La réunion a souligné l’engagement du Kenya à tirer parti des partenariats mondiaux ancrés sur l’ODD 17 pour faire progresser la couverture sanitaire universelle (CSU), renforcer la sécurité sanitaire et développer la fabrication locale. Guidé par le Mémorandum de coopération de 2021 et l’Initiative africaine pour la santé et le bien-être (AfHWIN), le Kenya reste aligné sur la vision du Japon pour le développement durable de l’Afrique.
Le gouvernement met déjà en œuvre les principaux engagements de la TICAD 9, notamment la mise en place d'un cadre de coordination interne au sein du ministère de la Santé.
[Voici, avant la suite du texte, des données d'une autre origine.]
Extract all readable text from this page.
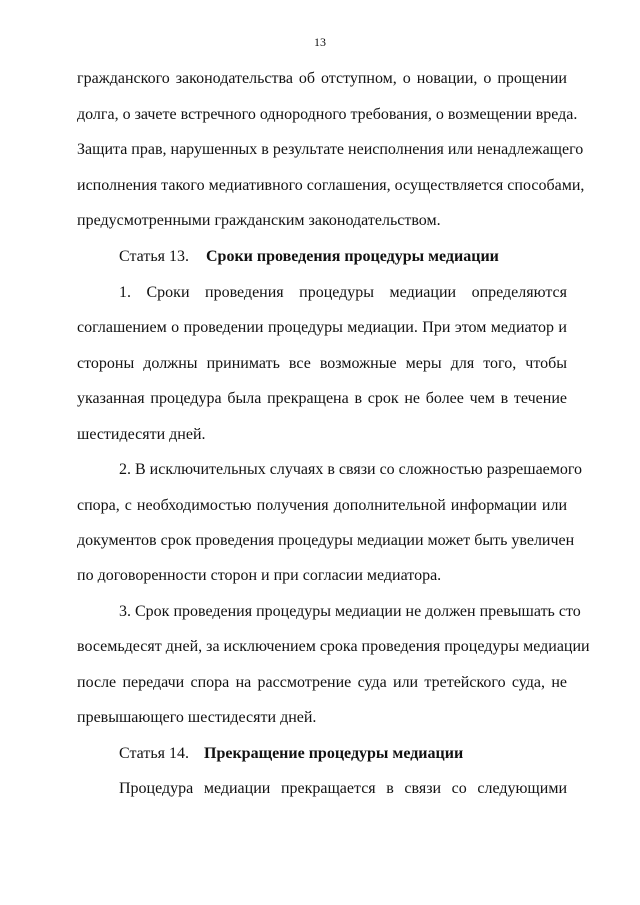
13
гражданского законодательства об отступном, о новации, о прощении
долга, о зачете встречного однородного требования, о возмещении вреда.
Защита прав, нарушенных в результате неисполнения или ненадлежащего
исполнения такого медиативного соглашения, осуществляется способами,
предусмотренными гражданским законодательством.
Статья 13. Сроки проведения процедуры медиации
1. Сроки проведения процедуры медиации определяются
соглашением о проведении процедуры медиации. При этом медиатор и
стороны должны принимать все возможные меры для того, чтобы
указанная процедура была прекращена в срок не более чем в течение
шестидесяти дней.
2. В исключительных случаях в связи со сложностью разрешаемого
спора, с необходимостью получения дополнительной информации или
документов срок проведения процедуры медиации может быть увеличен
по договоренности сторон и при согласии медиатора.
3. Срок проведения процедуры медиации не должен превышать сто
восемьдесят дней, за исключением срока проведения процедуры медиации
после передачи спора на рассмотрение суда или третейского суда, не
превышающего шестидесяти дней.
Статья 14. Прекращение процедуры медиации
Процедура медиации прекращается в связи со следующими
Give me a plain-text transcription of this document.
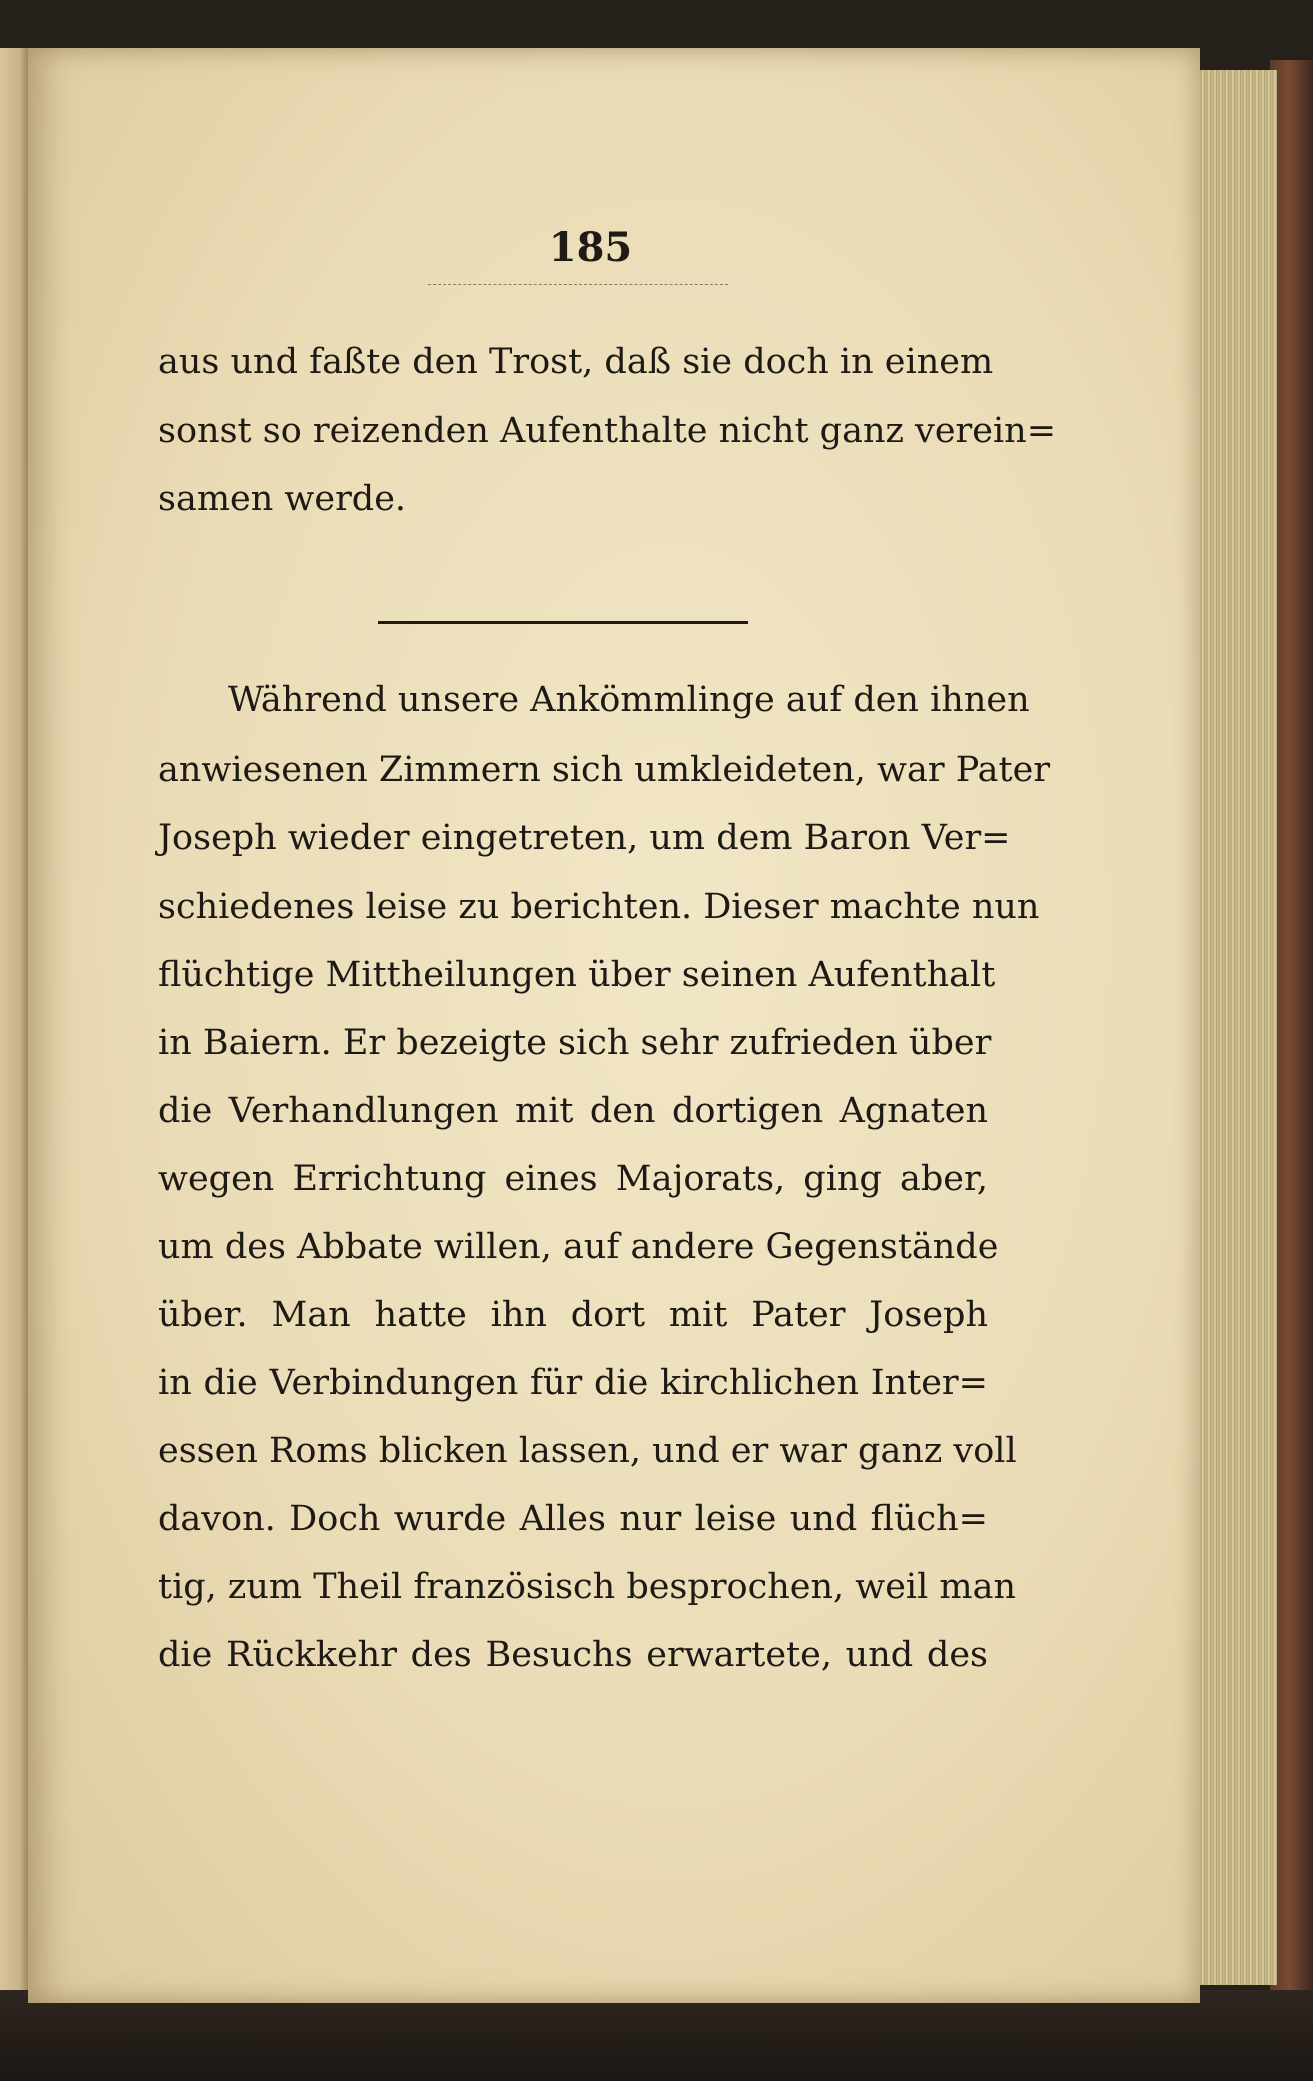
185
aus und faßte den Trost, daß sie doch in einem
sonst so reizenden Aufenthalte nicht ganz verein=
samen werde.
Während unsere Ankömmlinge auf den ihnen
anwiesenen Zimmern sich umkleideten, war Pater
Joseph wieder eingetreten, um dem Baron Ver=
schiedenes leise zu berichten. Dieser machte nun
flüchtige Mittheilungen über seinen Aufenthalt
in Baiern. Er bezeigte sich sehr zufrieden über
die Verhandlungen mit den dortigen Agnaten
wegen Errichtung eines Majorats, ging aber,
um des Abbate willen, auf andere Gegenstände
über. Man hatte ihn dort mit Pater Joseph
in die Verbindungen für die kirchlichen Inter=
essen Roms blicken lassen, und er war ganz voll
davon. Doch wurde Alles nur leise und flüch=
tig, zum Theil französisch besprochen, weil man
die Rückkehr des Besuchs erwartete, und des
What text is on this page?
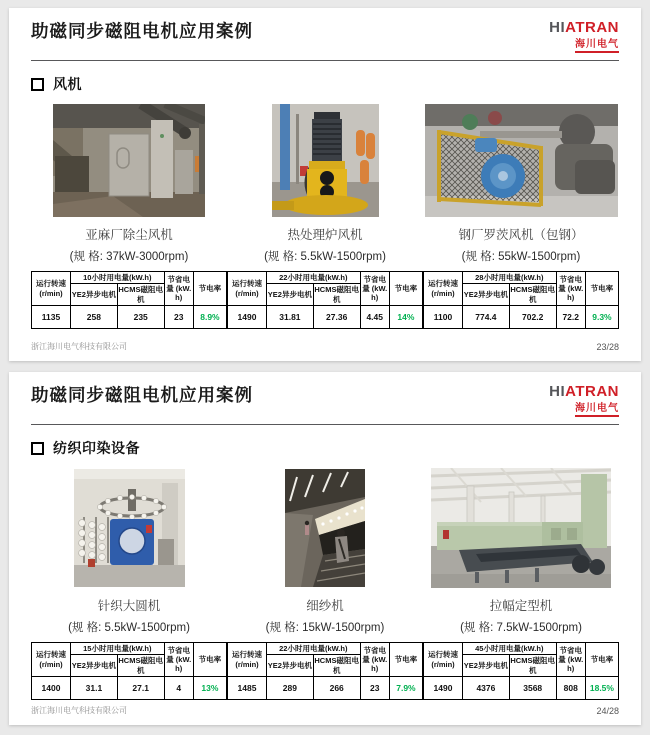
助磁同步磁阻电机应用案例	HIATRAN
海川电气
风机
亚麻厂除尘风机
(规 格: 37kW-3000rpm)
运行转速 (r/min)	10小时用电量(kW.h)		节省电量 (kW.h)	节电率
	YE2异步电机	HCMS磁阻电机		
1135	258	235	23	8.9%
热处理炉风机
(规 格: 5.5kW-1500rpm)
运行转速 (r/min)	22小时用电量(kW.h)		节省电量 (kW.h)	节电率
	YE2异步电机	HCMS磁阻电机		
1490	31.81	27.36	4.45	14%
钢厂罗茨风机（包钢）
(规 格: 55kW-1500rpm)
运行转速 (r/min)	28小时用电量(kW.h)		节省电量 (kW.h)	节电率
	YE2异步电机	HCMS磁阻电机		
1100	774.4	702.2	72.2	9.3%
浙江海川电气科技有限公司	23/28
助磁同步磁阻电机应用案例	HIATRAN
海川电气
纺织印染设备
针织大圆机
(规 格: 5.5kW-1500rpm)
运行转速 (r/min)	15小时用电量(kW.h)		节省电量 (kW.h)	节电率
	YE2异步电机	HCMS磁阻电机		
1400	31.1	27.1	4	13%
细纱机
(规 格: 15kW-1500rpm)
运行转速 (r/min)	22小时用电量(kW.h)		节省电量 (kW.h)	节电率
	YE2异步电机	HCMS磁阻电机		
1485	289	266	23	7.9%
拉幅定型机
(规 格: 7.5kW-1500rpm)
运行转速 (r/min)	45小时用电量(kW.h)		节省电量 (kW.h)	节电率
	YE2异步电机	HCMS磁阻电机		
1490	4376	3568	808	18.5%
浙江海川电气科技有限公司	24/28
Une étape majeure dans cette direction est le protocole d’accord récemment signé avec Toyota Tsusho Corporation, démontrant l’AfHWIN en action à travers le transfert de technologie, les services de santé spécialisés et l’augmentation des investissements du secteur privé piliers essentiels du programme de transformation économique ascendant (BETA).
Le secrétaire du Cabinet a réaffirmé la détermination du Kenya à développer son écosystème manufacturier local et à positionner le pays comme une plaque tournante régionale pour les vaccins et les produits pharmaceutiques. Les efforts en cours comprennent l’accélération de l’opérationnalisation de l’Institut Kenya Biovax et la poursuite du partenariat technique et financier du Japon pour soutenir le transfert de technologie et attirer les investissements pharmaceutiques japonais dans le cadre du programme de promotion des investissements dans les soins de santé en Afrique.
Le Kenya et le Japon ont également convenu d'explorer la formation d'un groupe de travail technique conjoint pour mener des actions prioritaires clés, notamment la mise en œuvre du protocole d'accord Toyota Tsusho et une collaboration renforcée entre l'Institut national de santé publique du Kenya (KNPHI) et l'Institut japonais pour la sécurité sanitaire (JIHS).
Ce partenariat renforcé devrait jouer un rôle transformateur dans l’amélioration de la prévention des maladies, le renforcement des capacités des laboratoires et le renforcement de la préparation aux pandémies, en parfaite adéquation avec les objectifs de CSU et de sécurité sanitaire du Kenya.